Catalina dejó el paquete sobre la mesa como si pesara. Se dio cuenta de que estaba conteniendo el aire y soltó una exhalación lenta.

—No tengo cabeza para esto hoy.

—Precisamente por eso —dijo Elaine.

No hubo sermón. No hubo reprimenda. Solo una mano gentil en la espalda de Catalina, llevándola con firmeza hasta la puerta del baño junto al estudio. Catalina entró sin mirar atrás. Cerró el pestillo.

Se quedó un segundo con la frente apoyada en la madera.
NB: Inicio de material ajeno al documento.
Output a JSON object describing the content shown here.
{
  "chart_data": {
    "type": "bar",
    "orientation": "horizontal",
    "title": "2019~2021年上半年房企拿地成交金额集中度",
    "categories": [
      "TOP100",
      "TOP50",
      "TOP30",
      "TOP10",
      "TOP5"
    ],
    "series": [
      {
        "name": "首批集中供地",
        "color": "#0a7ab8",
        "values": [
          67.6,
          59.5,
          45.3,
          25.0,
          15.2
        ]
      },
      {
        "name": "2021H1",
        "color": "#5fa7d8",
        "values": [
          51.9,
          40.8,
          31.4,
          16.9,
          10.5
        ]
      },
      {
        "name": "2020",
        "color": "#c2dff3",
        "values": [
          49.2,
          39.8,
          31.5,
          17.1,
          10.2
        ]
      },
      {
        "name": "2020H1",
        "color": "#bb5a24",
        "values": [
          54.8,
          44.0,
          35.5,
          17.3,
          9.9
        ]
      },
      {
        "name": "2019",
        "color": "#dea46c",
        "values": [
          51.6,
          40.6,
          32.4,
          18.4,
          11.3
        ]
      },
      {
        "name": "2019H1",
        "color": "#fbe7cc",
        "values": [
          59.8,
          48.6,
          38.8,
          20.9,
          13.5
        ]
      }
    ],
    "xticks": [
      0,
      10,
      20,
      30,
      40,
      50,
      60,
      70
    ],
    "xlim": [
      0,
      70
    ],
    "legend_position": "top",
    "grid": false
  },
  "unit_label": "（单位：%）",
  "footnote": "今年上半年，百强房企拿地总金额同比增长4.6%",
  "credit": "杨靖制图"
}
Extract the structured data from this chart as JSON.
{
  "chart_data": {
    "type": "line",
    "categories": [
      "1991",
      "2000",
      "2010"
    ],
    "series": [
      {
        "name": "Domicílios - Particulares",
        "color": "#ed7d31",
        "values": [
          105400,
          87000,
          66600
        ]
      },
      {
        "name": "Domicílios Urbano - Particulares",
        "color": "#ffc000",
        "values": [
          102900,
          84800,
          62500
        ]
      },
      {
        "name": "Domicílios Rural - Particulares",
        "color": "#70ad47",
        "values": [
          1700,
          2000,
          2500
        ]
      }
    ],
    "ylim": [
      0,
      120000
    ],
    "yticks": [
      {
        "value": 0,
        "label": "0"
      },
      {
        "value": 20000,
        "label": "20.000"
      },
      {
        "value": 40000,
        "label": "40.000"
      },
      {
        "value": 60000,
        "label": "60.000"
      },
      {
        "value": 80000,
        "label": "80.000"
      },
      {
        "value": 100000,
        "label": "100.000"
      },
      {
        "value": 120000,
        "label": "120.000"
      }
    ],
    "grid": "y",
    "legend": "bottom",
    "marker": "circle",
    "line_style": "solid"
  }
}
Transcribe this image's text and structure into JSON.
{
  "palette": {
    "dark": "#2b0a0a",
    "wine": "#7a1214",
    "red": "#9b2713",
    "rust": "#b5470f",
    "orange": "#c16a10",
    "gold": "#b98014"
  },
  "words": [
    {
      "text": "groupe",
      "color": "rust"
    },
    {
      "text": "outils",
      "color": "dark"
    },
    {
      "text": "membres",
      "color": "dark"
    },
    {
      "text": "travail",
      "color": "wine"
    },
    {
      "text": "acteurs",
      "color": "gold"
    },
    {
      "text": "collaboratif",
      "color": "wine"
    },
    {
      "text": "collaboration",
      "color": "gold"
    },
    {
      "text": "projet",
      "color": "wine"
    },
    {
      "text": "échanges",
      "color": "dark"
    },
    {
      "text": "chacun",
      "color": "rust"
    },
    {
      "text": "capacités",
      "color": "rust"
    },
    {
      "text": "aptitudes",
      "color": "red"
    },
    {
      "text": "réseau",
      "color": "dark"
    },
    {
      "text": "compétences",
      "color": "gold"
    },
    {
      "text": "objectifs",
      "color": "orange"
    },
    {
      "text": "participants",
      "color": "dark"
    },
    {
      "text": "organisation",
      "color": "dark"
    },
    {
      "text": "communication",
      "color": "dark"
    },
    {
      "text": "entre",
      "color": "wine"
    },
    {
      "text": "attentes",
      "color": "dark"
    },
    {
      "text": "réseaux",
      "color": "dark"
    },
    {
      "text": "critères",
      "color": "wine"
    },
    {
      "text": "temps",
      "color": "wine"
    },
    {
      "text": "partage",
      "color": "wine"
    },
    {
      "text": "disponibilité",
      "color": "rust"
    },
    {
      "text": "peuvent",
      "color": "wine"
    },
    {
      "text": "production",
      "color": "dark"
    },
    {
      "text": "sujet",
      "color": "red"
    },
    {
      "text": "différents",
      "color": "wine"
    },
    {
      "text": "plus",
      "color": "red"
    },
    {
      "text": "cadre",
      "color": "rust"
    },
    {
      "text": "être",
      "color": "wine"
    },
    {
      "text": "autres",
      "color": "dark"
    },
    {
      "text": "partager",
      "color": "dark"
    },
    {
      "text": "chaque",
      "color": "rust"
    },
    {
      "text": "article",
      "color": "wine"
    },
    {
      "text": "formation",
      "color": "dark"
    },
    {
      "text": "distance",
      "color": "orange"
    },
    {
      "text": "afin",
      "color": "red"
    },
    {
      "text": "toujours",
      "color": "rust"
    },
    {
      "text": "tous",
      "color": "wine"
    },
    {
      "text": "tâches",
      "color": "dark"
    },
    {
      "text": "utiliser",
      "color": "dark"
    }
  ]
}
El baño era un refugio precario. Abrió la caja, leyó las instrucciones con atención infrecuente, como si estudiar esos pasos le otorgara control. Se lavó las manos. El mareo se había vuelto un rumor en la base del cráneo. Pensó en el pastillero de la mañana, en la casilla llena, en la vez que cambió de huso horario y decidió que tomar la píldora “apenas despertara” sería suficiente. Pensó en los días en Roma, en la rutina de entonces, en el cuerpo sin la protección que le otorgaba el fármaco .Y ahora esto.

Se sentó, cumplió el procedimiento, dejó la varilla sobre el borde del lavabo. Miró el temporizador del teléfono, como si los minutos se arrastraran como un caracol. No supo en qué momento apoyó las manos en el mármol para no temblar. No era miedo a un niño. Era miedo al sistema que podía convertir cualquier suceso de su vida en un argumento en su contra. Si el resultado era positivo, Harlan tendría otra herramienta para hundirlos; la usaría en su contra, la usaría para decir que todo había sido una farsa desde el principio, que Logan jugaba en dos tableros, que ella se había colgado de un hombre con demasiados secretos. Si era negativo, la amenaza de Roma se mantenía intacta. Volver, ponerse una túnica que pesaba más que una armadura, asentir en un altar que no era de ella, sentir la respiración de Luca demasiado cerca. No lo veía, pero lo sentía en ese lugar como un ente flotando encima, por detrás de au cabeza, respirando en su cuello.